93

2.7K 374 50
                                    

Undangan untuk sidang sarjana sudah Rion dapat, jadwal sidangnya tepat tujuh hari dari hari ini. Dilaksanakan dalam waktu dua hari; hari pertama pemutaran film di aula besar fakultas dengan dihadiri oleh orang-orang yang ahli di bidangnya--bidang film tentunya. Kemudian di hari kedua baru ujian sidang dengan dosen penguji, yang dibagi menjadi empat sesi, sesuai dengan jumlah mahasiswa dan perannya masing-masing dalam film yang mereka buat.

Hari ini Adam, Yuzi, dan Gazza datang ke rumah Rion untuk memberi semangat, sekaligus berdiskusi tentang persiapan pemutaran film nanti, dimana mereka akan mempresentasikan di hadapan Kepala Prodi dan orang-orang yang ahli dalam bidang karya tersebut.

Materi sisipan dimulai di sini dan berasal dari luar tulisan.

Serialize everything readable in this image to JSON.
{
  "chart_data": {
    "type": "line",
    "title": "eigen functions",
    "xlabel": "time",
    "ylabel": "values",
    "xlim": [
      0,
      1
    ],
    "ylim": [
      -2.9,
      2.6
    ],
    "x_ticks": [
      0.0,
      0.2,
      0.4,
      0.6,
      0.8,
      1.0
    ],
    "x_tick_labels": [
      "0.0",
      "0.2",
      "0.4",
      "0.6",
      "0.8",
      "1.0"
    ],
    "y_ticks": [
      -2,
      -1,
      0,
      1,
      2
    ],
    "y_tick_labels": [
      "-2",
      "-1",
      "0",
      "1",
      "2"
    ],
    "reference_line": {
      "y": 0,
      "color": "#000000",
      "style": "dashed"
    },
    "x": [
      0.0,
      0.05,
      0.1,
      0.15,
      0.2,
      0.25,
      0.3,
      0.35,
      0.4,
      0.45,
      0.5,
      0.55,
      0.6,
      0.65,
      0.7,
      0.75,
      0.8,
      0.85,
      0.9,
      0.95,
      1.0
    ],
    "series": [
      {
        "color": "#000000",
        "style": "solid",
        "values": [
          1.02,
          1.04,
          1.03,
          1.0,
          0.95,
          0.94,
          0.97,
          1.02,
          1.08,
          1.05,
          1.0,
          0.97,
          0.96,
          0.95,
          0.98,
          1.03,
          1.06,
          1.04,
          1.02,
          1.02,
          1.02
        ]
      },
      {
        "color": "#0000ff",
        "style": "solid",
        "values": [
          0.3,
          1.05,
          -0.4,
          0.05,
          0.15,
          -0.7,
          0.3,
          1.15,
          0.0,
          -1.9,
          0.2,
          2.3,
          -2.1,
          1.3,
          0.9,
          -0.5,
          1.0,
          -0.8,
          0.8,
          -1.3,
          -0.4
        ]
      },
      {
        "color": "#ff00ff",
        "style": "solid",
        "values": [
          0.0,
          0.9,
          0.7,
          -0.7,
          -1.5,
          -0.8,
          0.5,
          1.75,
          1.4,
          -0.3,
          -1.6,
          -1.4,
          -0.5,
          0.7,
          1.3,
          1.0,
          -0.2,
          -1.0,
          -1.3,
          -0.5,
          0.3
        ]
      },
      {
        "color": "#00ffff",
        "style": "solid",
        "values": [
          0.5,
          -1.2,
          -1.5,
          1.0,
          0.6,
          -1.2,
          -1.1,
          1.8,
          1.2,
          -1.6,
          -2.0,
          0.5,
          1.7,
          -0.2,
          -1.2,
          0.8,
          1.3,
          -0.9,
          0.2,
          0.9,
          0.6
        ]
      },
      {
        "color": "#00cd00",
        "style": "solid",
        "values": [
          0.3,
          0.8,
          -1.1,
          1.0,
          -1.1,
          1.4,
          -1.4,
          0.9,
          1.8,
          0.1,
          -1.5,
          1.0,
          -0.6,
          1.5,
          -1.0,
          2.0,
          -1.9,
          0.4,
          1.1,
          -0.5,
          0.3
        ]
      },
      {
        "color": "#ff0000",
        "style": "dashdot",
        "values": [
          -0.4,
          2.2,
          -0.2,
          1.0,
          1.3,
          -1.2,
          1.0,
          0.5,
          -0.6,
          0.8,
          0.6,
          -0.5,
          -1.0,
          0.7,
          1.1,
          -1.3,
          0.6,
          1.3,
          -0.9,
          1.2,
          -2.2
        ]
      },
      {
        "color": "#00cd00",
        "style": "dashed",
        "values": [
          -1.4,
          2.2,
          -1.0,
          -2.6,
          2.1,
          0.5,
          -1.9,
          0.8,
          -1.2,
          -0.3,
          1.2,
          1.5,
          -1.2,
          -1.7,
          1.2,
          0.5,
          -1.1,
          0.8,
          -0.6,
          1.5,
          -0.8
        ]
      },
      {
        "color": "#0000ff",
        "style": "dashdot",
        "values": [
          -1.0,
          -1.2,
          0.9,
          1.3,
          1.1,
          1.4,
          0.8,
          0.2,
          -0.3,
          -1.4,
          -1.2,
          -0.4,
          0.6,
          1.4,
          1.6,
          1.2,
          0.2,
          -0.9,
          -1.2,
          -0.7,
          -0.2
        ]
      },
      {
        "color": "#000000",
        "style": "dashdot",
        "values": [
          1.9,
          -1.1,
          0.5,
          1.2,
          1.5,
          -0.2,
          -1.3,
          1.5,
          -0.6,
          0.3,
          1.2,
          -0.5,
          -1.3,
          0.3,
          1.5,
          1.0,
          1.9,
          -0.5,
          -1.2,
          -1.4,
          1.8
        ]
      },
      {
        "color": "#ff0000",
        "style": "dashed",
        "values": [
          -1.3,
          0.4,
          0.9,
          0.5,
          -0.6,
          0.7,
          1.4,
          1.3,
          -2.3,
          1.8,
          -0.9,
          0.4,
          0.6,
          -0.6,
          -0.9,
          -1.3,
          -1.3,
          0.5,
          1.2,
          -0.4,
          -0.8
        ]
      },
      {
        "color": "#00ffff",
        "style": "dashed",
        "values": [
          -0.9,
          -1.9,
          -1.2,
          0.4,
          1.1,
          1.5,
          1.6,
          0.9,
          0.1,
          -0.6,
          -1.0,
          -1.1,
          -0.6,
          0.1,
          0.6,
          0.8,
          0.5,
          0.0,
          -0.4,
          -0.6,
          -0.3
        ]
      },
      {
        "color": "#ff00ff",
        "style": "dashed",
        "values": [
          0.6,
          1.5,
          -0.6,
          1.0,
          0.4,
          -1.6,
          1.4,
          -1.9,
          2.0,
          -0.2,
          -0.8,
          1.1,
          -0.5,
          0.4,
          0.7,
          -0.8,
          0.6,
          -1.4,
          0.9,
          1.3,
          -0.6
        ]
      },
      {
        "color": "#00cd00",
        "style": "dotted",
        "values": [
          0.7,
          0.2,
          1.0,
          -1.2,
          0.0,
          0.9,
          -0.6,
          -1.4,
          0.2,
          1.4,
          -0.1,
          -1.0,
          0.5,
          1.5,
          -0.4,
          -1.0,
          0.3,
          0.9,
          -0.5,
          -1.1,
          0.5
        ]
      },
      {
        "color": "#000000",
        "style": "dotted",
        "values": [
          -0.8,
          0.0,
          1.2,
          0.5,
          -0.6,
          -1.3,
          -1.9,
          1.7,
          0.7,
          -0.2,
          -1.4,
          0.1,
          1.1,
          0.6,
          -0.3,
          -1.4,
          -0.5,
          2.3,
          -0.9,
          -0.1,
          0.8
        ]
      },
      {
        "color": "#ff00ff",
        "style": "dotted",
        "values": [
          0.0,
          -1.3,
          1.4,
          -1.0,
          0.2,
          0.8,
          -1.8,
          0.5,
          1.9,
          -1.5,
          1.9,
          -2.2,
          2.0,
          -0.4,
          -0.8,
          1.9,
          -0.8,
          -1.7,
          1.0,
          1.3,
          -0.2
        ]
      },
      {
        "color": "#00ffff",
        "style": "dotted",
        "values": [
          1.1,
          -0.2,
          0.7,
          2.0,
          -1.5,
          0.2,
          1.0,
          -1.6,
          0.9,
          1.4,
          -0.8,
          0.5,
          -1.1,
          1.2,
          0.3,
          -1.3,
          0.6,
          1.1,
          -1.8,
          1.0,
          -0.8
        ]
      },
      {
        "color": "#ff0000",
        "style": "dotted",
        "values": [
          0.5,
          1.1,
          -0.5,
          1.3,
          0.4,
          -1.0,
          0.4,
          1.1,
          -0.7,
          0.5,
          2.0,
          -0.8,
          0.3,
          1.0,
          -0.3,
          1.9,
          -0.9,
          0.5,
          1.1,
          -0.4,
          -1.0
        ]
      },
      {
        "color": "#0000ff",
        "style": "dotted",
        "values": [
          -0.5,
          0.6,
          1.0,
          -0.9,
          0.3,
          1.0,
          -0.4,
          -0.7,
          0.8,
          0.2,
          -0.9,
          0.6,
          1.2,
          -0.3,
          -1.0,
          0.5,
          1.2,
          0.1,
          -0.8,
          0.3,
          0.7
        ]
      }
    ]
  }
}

Namun, alih-alih ikut aktif berdiskusi, sejak beberapa menit diskusi dimulai Rion lebih sibuk mengatur napasnya sendiri. Rasa sesak yang berlebih selalu datang tiba-tiba, dan itu terjadi sejak kemarin. Tapi, hasil pemeriksaan rumah sakit lusa kemarin dinyatakan cukup baik--tidak ada yang memburuk.

"Boleh panggil kakak gue dulu, gak?"

Adam, Yuzi, dan Gazza seketika menoleh kepada Rion.

Yuzi langsung bangkit. Keluarga kecil kakak Rion tadi sedang bermain di teras depan.

"Sesek banget, Yong?" tanya Adam, pandangnya menyorotkan penuh kekhawatiran.

Rion mengangguk. "Maaf, ya," ucapnya sambil berusaha menguasai sesak agar tidak tampak terlalu mengkhawatirkan di depan kawan-kawannya.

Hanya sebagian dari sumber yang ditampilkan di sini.